Quando o tratamento calhava num dia a seguir a um feriado, a concentração de doentes era muito maior e o tempo de espera muito doloroso. (Se há turnos em enfermagem, porque é que não havia tratamentos nos feriados?)
Acabada a minha gelada hora e meia, eu e o meu marido, que esteve sempre ao meu lado, despedíamo-nos da equipa de enfermagem, até daí a três semanas. E iniciávamos a viagem para Viseu, enquanto eu telefonava para casa, para calcularem a hora da nossa chegada.
No primeiro ciclo, a entrada em casa coincidiu com o cheiro a carne grelhada, amavelmente preparada pela minha mãe, para me agradar. E eu senti o primeiro vómito.
Nesse dia, houve várias tentativas para que eu jantasse (porque eu até tinha fome), mas tudo me parecia doce, excessivamente doce, até o sumo de laranja, que a minha mãe garantiu ser de laranjas amargas.
Dois ciclos depois, a minha mãe descobriu uma refeição que não me enjoava: courgete estufada com tomate e ovos escalfados.
Tomava uns comprimidos para enjoos, cujo nome não recordo agora, que terão feito o seu efeito, mas, como sempre os tomei, não tenho termo de comparação entre o enjoo prevenido e aquele que o não é.
O que acontecia nos intervalos da quimio escreverei um dia destes.
4 comentários:
Alô...Mamas à Lupa...passei por aqui esta manhã, antes de começar mais um dia de trabalho igual a tantos outros. Foi via I blog your pardon..., não resisti a lê-la, afinal foi no dia dos meus anos que passou por aquele dia menos bom.Um beijo grande, de muita coragem...hoje chove, mas felizmente que amanhã ou esta tarde fará sol de novo...conheço um bocadinho do que fala. Sempre que quiser, para o que quiser, estarei por perto.
Olá, Alfa!
Que boa surpresa em mais uma manhã, que, sem ela, seria a de um dia como tantos outros...
Felicito-a pelo seu aniversário e encho o peito por ter partilhado comigo a sua sensibilidade.

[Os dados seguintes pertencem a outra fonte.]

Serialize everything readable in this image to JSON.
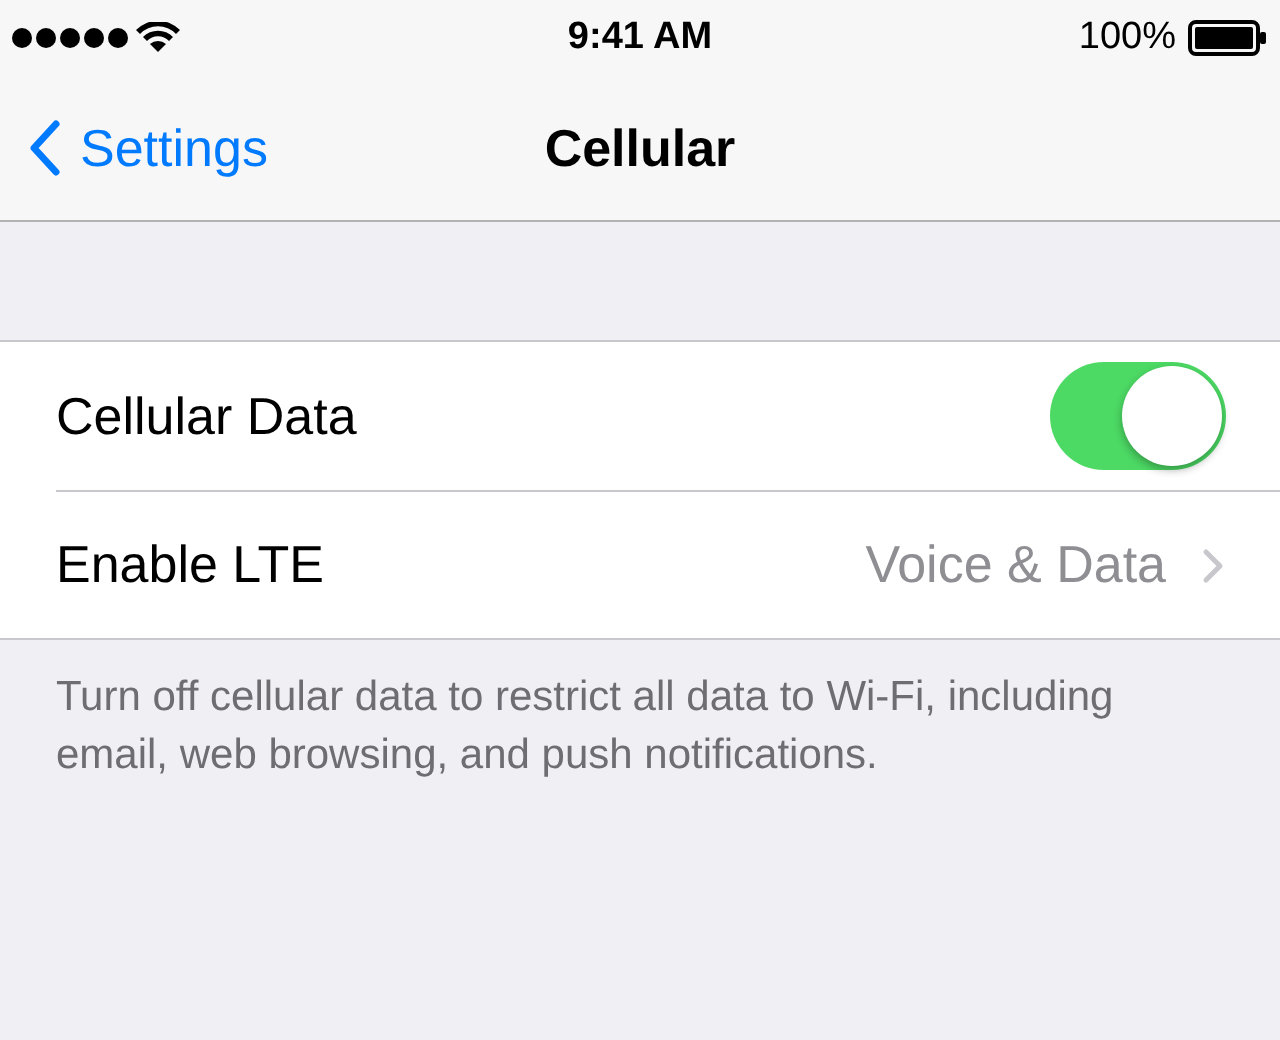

Obrigada pela revelação da sua disponibilidade. Talvez eu apareça lá pela sua "casa", quer chova, quer faça sol - para partilharmos...
Um beijo grande
e até já
Olá! Pois eu não consigo esquecer o nome desses comprimidos... Ondanstron... Cresce uma náusea só de os relembrar!
Parabéns pelo blog. Aqui tem mais uma leitora assídua!
Olá, Ana!
Seja bem aparecida por aqui. Obrigada pelo nome dos comprimidos. Eu estou a tentar que nada do que passei me dê vómitos agora nem nunca. Mas gostava, especialmente, de trocar experiências que pudessem servir de alerta para que outras pessoas consigam não passar pelo que nós passámos.
Vá aparecendo. Terei todo o gosto em recebê-la.